Extreme campaign makeover


Extreme campaign makeover

Washington Post: It used to be that scandals were named for buildings. (Remember Watergate?) Now, it seems, they’re about buildings. John McCain doesn’t know how many houses he and his wife own. Barack Obama bought his with an assist from a man later convicted of felonies. So much for the substantive, high-road campaign.

We can bemoan this elevation of the trivial without being deluded into thinking that it’s something new — although the velocity of the 24-7 news cycle, the omnipresence of cable television and instantaneous transmission over the Internet have intensified this phenomenon. Small moments that capture — or appear to capture — a deeper truth about a candidate are easy for voters to grasp and for rival campaigns to exploit. George H.W. Bush was painted as being out of touch because he supposedly marveled at a supermarket scanner. Al Gore was portrayed as a resume-puffing blowhard because he supposedly claimed credit for launching the Internet or uncovering problems at Love Canal. Smart candidates have always known that they need to keep abreast of the price of a quart of milk. (Keeping up with the price of arugula at Whole Foods doesn’t count.) Now they’ll need to refresh their recollection of their real estate holdings.

No Lincoln-Douglas here

The Obama campaign, having already collected research on the McCain real estate holdings, quickly produced an ad to taunt him. And it’s not as though the McCain campaign has been higher-minded: Comparing Obama to Paris Hilton, Britney Spears and Charlton Heston as Moses isn’t exactly a reprise of the Lincoln-Douglas debates.

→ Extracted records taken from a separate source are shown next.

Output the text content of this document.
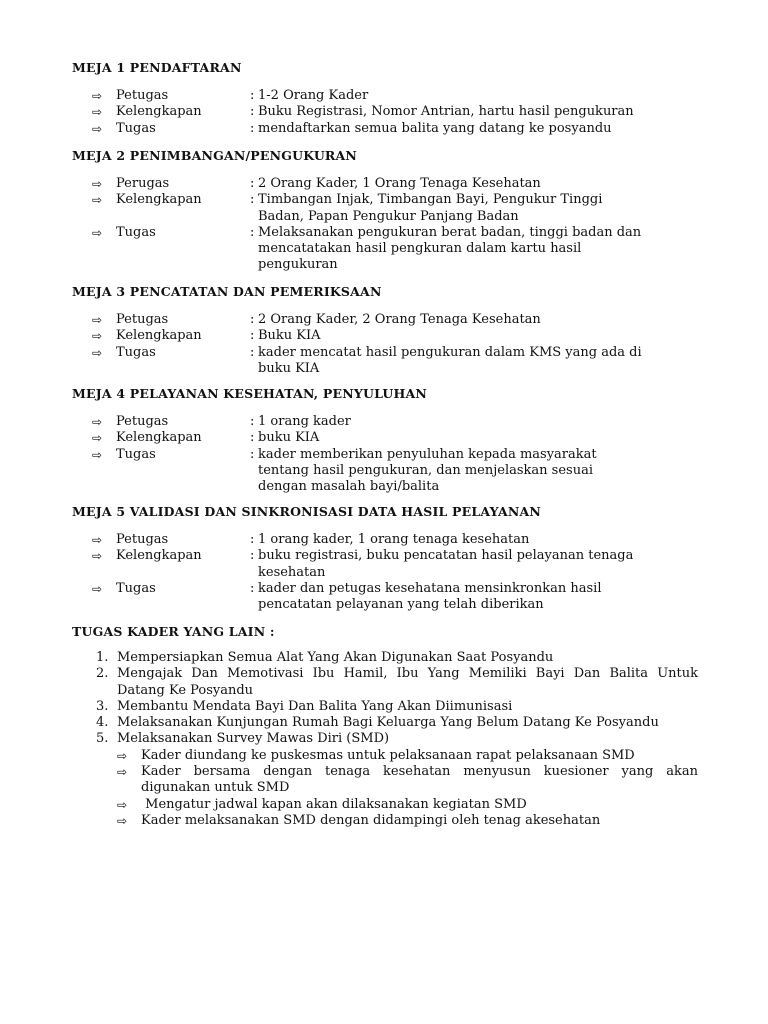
MEJA 1 PENDAFTARAN
⇨	Petugas	: 1-2 Orang Kader
⇨	Kelengkapan	: Buku Registrasi, Nomor Antrian, hartu hasil pengukuran
⇨	Tugas	: mendaftarkan semua balita yang datang ke posyandu
MEJA 2 PENIMBANGAN/PENGUKURAN
⇨	Perugas	: 2 Orang Kader, 1 Orang Tenaga Kesehatan
⇨	Kelengkapan	: Timbangan Injak, Timbangan Bayi, Pengukur Tinggi
Badan, Papan Pengukur Panjang Badan
⇨	Tugas	: Melaksanakan pengukuran berat badan, tinggi badan dan
mencatatakan hasil pengkuran dalam kartu hasil
pengukuran
MEJA 3 PENCATATAN DAN PEMERIKSAAN
⇨	Petugas	: 2 Orang Kader, 2 Orang Tenaga Kesehatan
⇨	Kelengkapan	: Buku KIA
⇨	Tugas	: kader mencatat hasil pengukuran dalam KMS yang ada di
buku KIA
MEJA 4 PELAYANAN KESEHATAN, PENYULUHAN
⇨	Petugas	: 1 orang kader
⇨	Kelengkapan	: buku KIA
⇨	Tugas	: kader memberikan penyuluhan kepada masyarakat
tentang hasil pengukuran, dan menjelaskan sesuai
dengan masalah bayi/balita
MEJA 5 VALIDASI DAN SINKRONISASI DATA HASIL PELAYANAN
⇨	Petugas	: 1 orang kader, 1 orang tenaga kesehatan
⇨	Kelengkapan	: buku registrasi, buku pencatatan hasil pelayanan tenaga
kesehatan
⇨	Tugas	: kader dan petugas kesehatana mensinkronkan hasil
pencatatan pelayanan yang telah diberikan
TUGAS KADER YANG LAIN :
1. Mempersiapkan Semua Alat Yang Akan Digunakan Saat Posyandu
2. Mengajak Dan Memotivasi Ibu Hamil, Ibu Yang Memiliki Bayi Dan Balita Untuk
Datang Ke Posyandu
3. Membantu Mendata Bayi Dan Balita Yang Akan Diimunisasi
4. Melaksanakan Kunjungan Rumah Bagi Keluarga Yang Belum Datang Ke Posyandu
5. Melaksanakan Survey Mawas Diri (SMD)
⇨	Kader diundang ke puskesmas untuk pelaksanaan rapat pelaksanaan SMD
⇨	Kader bersama dengan tenaga kesehatan menyusun kuesioner yang akan
digunakan untuk SMD
⇨	Mengatur jadwal kapan akan dilaksanakan kegiatan SMD
⇨	Kader melaksanakan SMD dengan didampingi oleh tenag akesehatan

Really, do the McCains’ real estate holdings and his failure to keep count of his wife’s Coronado condos make McCain oblivious to the concerns of ordinary Americans — any more than their family estates made Franklin D. Roosevelt or John F. Kennedy incapable of feeling the pain of the common man? Likewise, Obama has long said that he had a lapse in judgment in getting entangled with Tony Rezko, a friend and fundraiser who in June was convicted of 16 counts of felony corruption in an influence-peddling scheme, in buying his house.

Anyone who votes on the basis of this sound-and-fury politics deserves the president he gets.